Le lunghe teche, disposte diagonalmente a dividere il piano, custodiscono fotografie d’epoca, documenti contabili e amministrativi delle cooperative dei barcari, fino a condurre il visitatore all’angolo più suggestivo: la ricostruzione di una fogàra, il braciere utilizzato a bordo, che offre uno spaccato autentico e vivido della vita quotidiana sui natanti.

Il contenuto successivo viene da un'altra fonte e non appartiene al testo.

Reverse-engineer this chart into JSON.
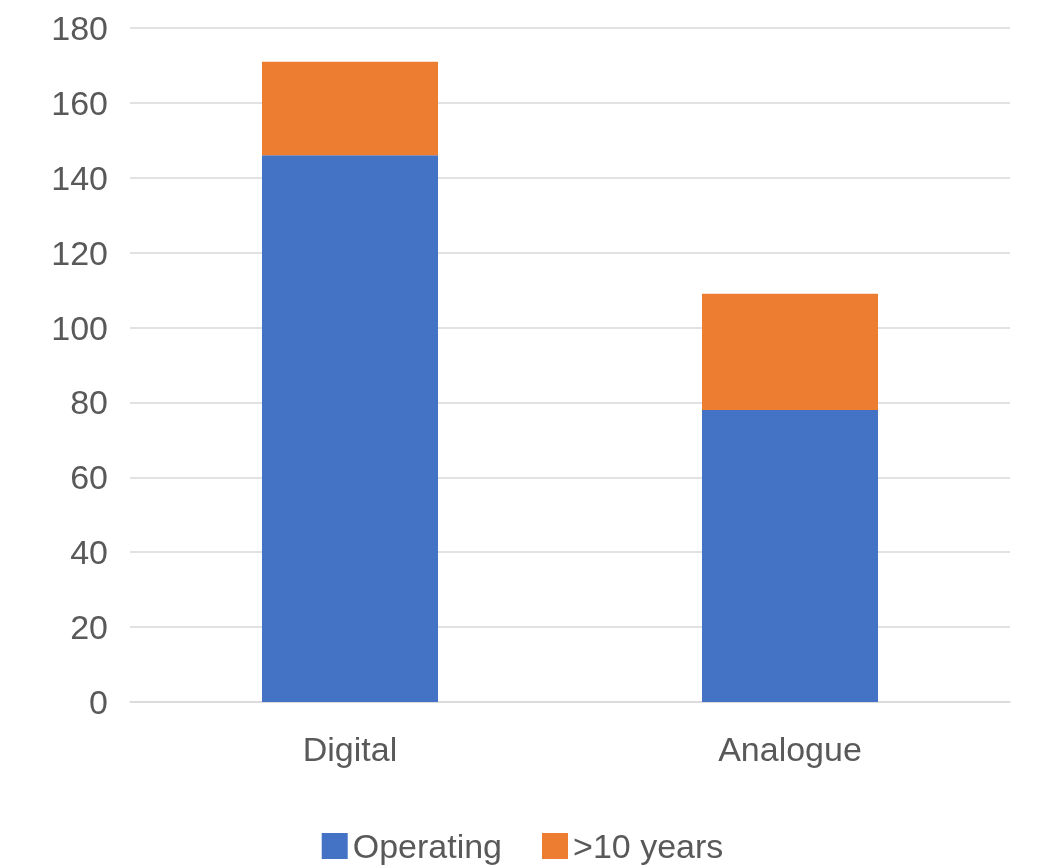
{
  "chart_data": {
    "type": "bar",
    "stacked": true,
    "categories": [
      "Digital",
      "Analogue"
    ],
    "series": [
      {
        "name": "Operating",
        "color": "#4472c4",
        "values": [
          146,
          78
        ]
      },
      {
        "name": ">10 years",
        "color": "#ed7d31",
        "values": [
          25,
          31
        ]
      }
    ],
    "ylim": [
      0,
      180
    ],
    "yticks": [
      0,
      20,
      40,
      60,
      80,
      100,
      120,
      140,
      160,
      180
    ],
    "grid": "y",
    "legend": "bottom"
  }
}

La sala ospita una ricca varietà di attrezzi e strumenti legati alle tecniche tradizionali di propulsione: remi, un grande apparato velico completo di staffe, collari e bulloni, carrucole e bozzelli, e sartie in canapa; bilancini per il traino con cavalli e cinghie per la trazione umana.
Sulle pareti trovano posto eliche, oblò, fanali, luci di via e altri manufatti che segnarono l’ingresso della motorizzazione, prima sulle grandi navi alla fine dell’Ottocento e, qualche decennio dopo, anche sulle imbarcazioni fluviali.